Continuing with the Mémoire:

Thus positioned, Gen. Vandamme received orders from the Major Général to have his army corps move via Ham-Sur-Heure, so as to leave the route which we held free for the rest of the army. The army corps set forth at once. It did not encounter any obstacles and arrived at the plains of Charleroi before the troops who had sought to overtake them. The army corps formed up on this plain and was soon on the march to pass through Charleroi, taking position one and a half leagues before the city, just ahead of the village of Gilly. It was one o’clock in the afternoon at that time. The Emperor, who was positioned just outside Charleroi, saw the entire corps march past. I can’t tell you how ecstatic the troops were. The march of the 11th div. was grueling. The Army marched through Charleroi together: infantry, cavalry, artillery, Guard, Line, all marched past together. Gen. Vandamme had quite a clash over this with the Major Général and with the Emperor.

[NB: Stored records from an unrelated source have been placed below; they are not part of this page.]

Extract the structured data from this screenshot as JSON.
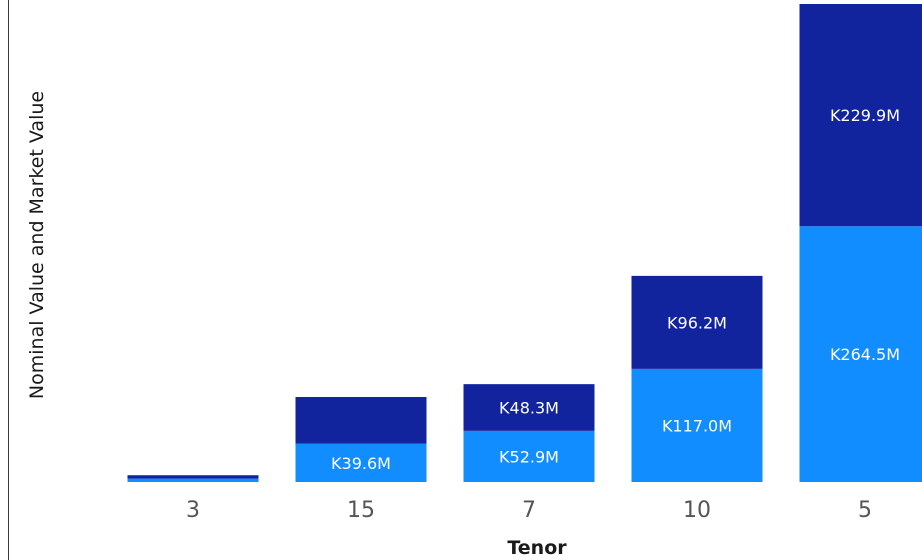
{
  "chart_data": {
    "type": "bar",
    "stacked": true,
    "ylabel": "Nominal Value and Market Value",
    "xlabel": "Tenor",
    "categories": [
      "3",
      "15",
      "7",
      "10",
      "5"
    ],
    "series": [
      {
        "color": "#118dff",
        "values": [
          3.5,
          39.6,
          52.9,
          117.0,
          264.5
        ],
        "labels": [
          "",
          "K39.6M",
          "K52.9M",
          "K117.0M",
          "K264.5M"
        ]
      },
      {
        "color": "#12239e",
        "values": [
          3.5,
          48.3,
          48.3,
          96.2,
          229.9
        ],
        "labels": [
          "",
          "",
          "K48.3M",
          "K96.2M",
          "K229.9M"
        ]
      }
    ],
    "ylim": [
      0,
      494.4
    ],
    "grid": false,
    "legend": "none"
  }
}
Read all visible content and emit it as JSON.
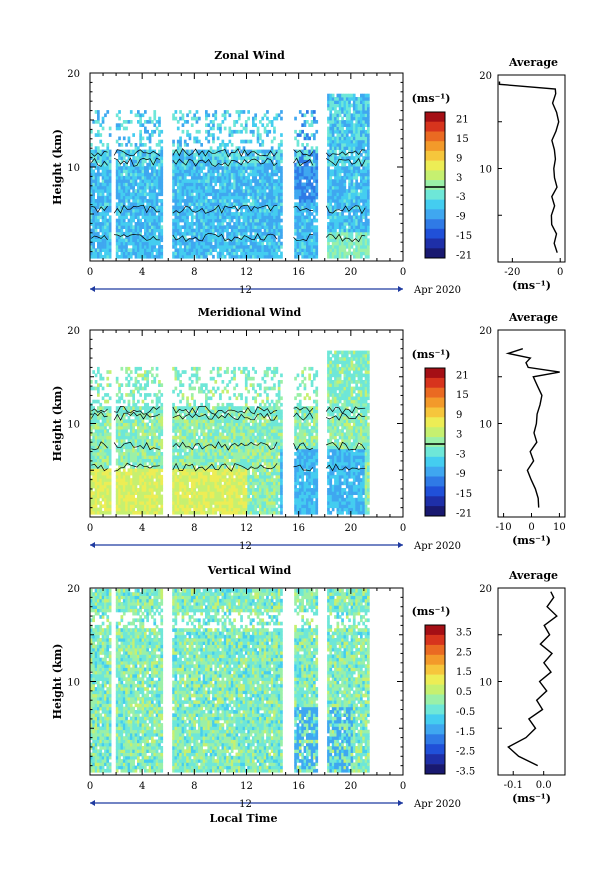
{
  "colors": {
    "palette": [
      "#191970",
      "#1e2fa8",
      "#2050d8",
      "#2f7ae6",
      "#3fa7f0",
      "#44cdf0",
      "#6ee7d8",
      "#9af0a8",
      "#c6f070",
      "#eded55",
      "#f6c63c",
      "#f39a2a",
      "#ea6a22",
      "#d7341d",
      "#a50f15"
    ],
    "contour": "#000000",
    "date_axis": "#1f3aa0"
  },
  "chart_data": [
    {
      "id": "zonal",
      "type": "heatmap",
      "title": "Zonal Wind",
      "ylabel": "Height (km)",
      "yticks": [
        "20",
        "10"
      ],
      "xticks": [
        "0",
        "4",
        "8",
        "12",
        "16",
        "20",
        "0"
      ],
      "xlim": [
        0,
        24
      ],
      "ylim": [
        0,
        20
      ],
      "date_label": "12",
      "date_suffix": "Apr 2020",
      "colorbar": {
        "unit": "(ms⁻¹)",
        "ticks": [
          "21",
          "15",
          "9",
          "3",
          "-3",
          "-9",
          "-15",
          "-21"
        ],
        "range": [
          -24,
          24
        ],
        "zero_line": true
      },
      "profile": {
        "title": "Average",
        "xticks": [
          "-20",
          "0"
        ],
        "xlim": [
          -26,
          2
        ],
        "yticks": [
          "20",
          "10"
        ],
        "xlabel": "(ms⁻¹)",
        "heights": [
          1,
          2,
          3,
          4,
          5,
          6,
          7,
          8,
          9,
          10,
          11,
          12,
          13,
          14,
          15,
          16,
          17,
          18,
          18.5,
          19,
          19.3
        ],
        "values": [
          -1,
          -2,
          -1.5,
          -3,
          -4,
          -2,
          -3,
          -1,
          -2.5,
          -3,
          -1.5,
          -2,
          -3,
          -2,
          -1,
          -2,
          -3,
          -2,
          -1.5,
          -25,
          -25
        ]
      }
    },
    {
      "id": "meridional",
      "type": "heatmap",
      "title": "Meridional Wind",
      "ylabel": "Height (km)",
      "yticks": [
        "20",
        "10"
      ],
      "xticks": [
        "0",
        "4",
        "8",
        "12",
        "16",
        "20",
        "0"
      ],
      "xlim": [
        0,
        24
      ],
      "ylim": [
        0,
        20
      ],
      "date_label": "12",
      "date_suffix": "Apr 2020",
      "colorbar": {
        "unit": "(ms⁻¹)",
        "ticks": [
          "21",
          "15",
          "9",
          "3",
          "-3",
          "-9",
          "-15",
          "-21"
        ],
        "range": [
          -24,
          24
        ],
        "zero_line": true
      },
      "profile": {
        "title": "Average",
        "xticks": [
          "-10",
          "0",
          "10"
        ],
        "xlim": [
          -12,
          12
        ],
        "yticks": [
          "20",
          "10"
        ],
        "xlabel": "(ms⁻¹)",
        "heights": [
          1,
          2,
          3,
          4,
          5,
          6,
          7,
          8,
          9,
          10,
          11,
          12,
          13,
          14,
          15,
          15.5,
          16,
          16.5,
          17,
          17.5,
          18
        ],
        "values": [
          3,
          2,
          1,
          0,
          -1,
          1,
          0,
          2,
          1,
          1.5,
          2,
          3,
          3.5,
          2,
          1,
          10,
          -1,
          -2,
          0,
          -8,
          -3
        ]
      }
    },
    {
      "id": "vertical",
      "type": "heatmap",
      "title": "Vertical Wind",
      "ylabel": "Height (km)",
      "yticks": [
        "20",
        "10"
      ],
      "xticks": [
        "0",
        "4",
        "8",
        "12",
        "16",
        "20",
        "0"
      ],
      "xlim": [
        0,
        24
      ],
      "ylim": [
        0,
        20
      ],
      "date_label": "12",
      "date_suffix": "Apr 2020",
      "xlabel": "Local Time",
      "colorbar": {
        "unit": "(ms⁻¹)",
        "ticks": [
          "3.5",
          "2.5",
          "1.5",
          "0.5",
          "-0.5",
          "-1.5",
          "-2.5",
          "-3.5"
        ],
        "range": [
          -4,
          4
        ],
        "zero_line": false
      },
      "profile": {
        "title": "Average",
        "xticks": [
          "-0.1",
          "0.0"
        ],
        "xlim": [
          -0.15,
          0.07
        ],
        "yticks": [
          "20",
          "10"
        ],
        "xlabel": "(ms⁻¹)",
        "heights": [
          1,
          2,
          3,
          4,
          5,
          6,
          7,
          8,
          9,
          10,
          11,
          12,
          13,
          14,
          15,
          16,
          17,
          18,
          19,
          19.6
        ],
        "values": [
          -0.02,
          -0.08,
          -0.12,
          -0.06,
          -0.03,
          -0.05,
          0.0,
          -0.02,
          0.01,
          -0.01,
          0.02,
          0.0,
          0.03,
          -0.01,
          0.02,
          0.0,
          0.04,
          0.01,
          0.03,
          0.02
        ]
      }
    }
  ]
}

By this time, we were in the presence of the enemy, who occupied the Fleurus route and were well-positioned in proportion to their number. There was a woods to their rear which stretched roughly 150 toises from the village of Lambussart: the road to the village was level and wide, with a ditch to either side.

Napoleon directed a smart attack against a Prussian rear-guard at Gilly where Letort, who Hobhouse had spoken to in Paris, was killed.  Due to Vandamme’s delay, the march of the center column was jumbled.  Elements of the Guard would pass Vandamme and Lobau’s 6th Corps.  Vandamme would eventually end up in the vanguard, though 6th Corps ended up in the rear and did not even cross the Sambre.

At 10pm that night, Vandamme would report:

Sire,
J’ai l’honneur de rende compte à Votre Majesté que les lieutenants Généraux Burth et Cardinal commandent ce qui est devant nous. Je pense que l’ennemi n’a que 12 à 15,000 hommes. Le Maréchal Grouchy croit qu’il y a 30,000 hommes. L’ennemi n’a démasqué que 10 à 12 pièces de canon.
L’ennemi est maintenant en arrière de fleurus, entierement en retraite. Il n’a laissé que quelques postes de Cavalerie légère dans fleurus.
Je suis entièrement réuni, la droite en avant de Winage sur la droite de la route de Namur. – C’est la 8e Division.
J’ai mon quartier Général à la Cens du fontenelle. De cette cens à la droite de Namur se trouve la 3e Don de Cavalerie Légère qui a ses postes sur Lambussart.
De la droite de la Cens à la route de fleurus se trouve la 18e Division.
La 11e Division est au Camp d’andois.
Une partie de ma réserve d’artillerie m’arrive à l’instant.
J’ai l’honneur d’être,
Sire, de Votre Majesté Impériale,

le très humbe et très obeissant serviteur & fidel sujet
D. Vandamme

à la Cens de fontenelle
15 juin 1815, 10 hres du soir

Translated:

I have the honor to report to Your Majesty that Lieutenant Generals Burth and Cardinal command what is before us. I think that the enemy has only 12 to 15,000 men. Marshal Grouchy believes that there are 30,000 men.
The enemy revealed only 10 to 12 cannons.
The enemy is now behind Fleurus, completely in retreat. They left only some light cavalry posts in Fleurus.
I am entirely assembled; the right in front of Winage to the right of the Namur road. It is
the 8th Division.
I have my headquarters at the Fontenelle farm. From this farm on the right side of Namur is the 3rd Light Cavalry Division which has its posts in Lambusart.
The 10th Division is to be found from the right of the Farm to the Fleurus road.
The 11th Division is at Camp d’Andois.
Part of my artillery reserve is arriving here right now.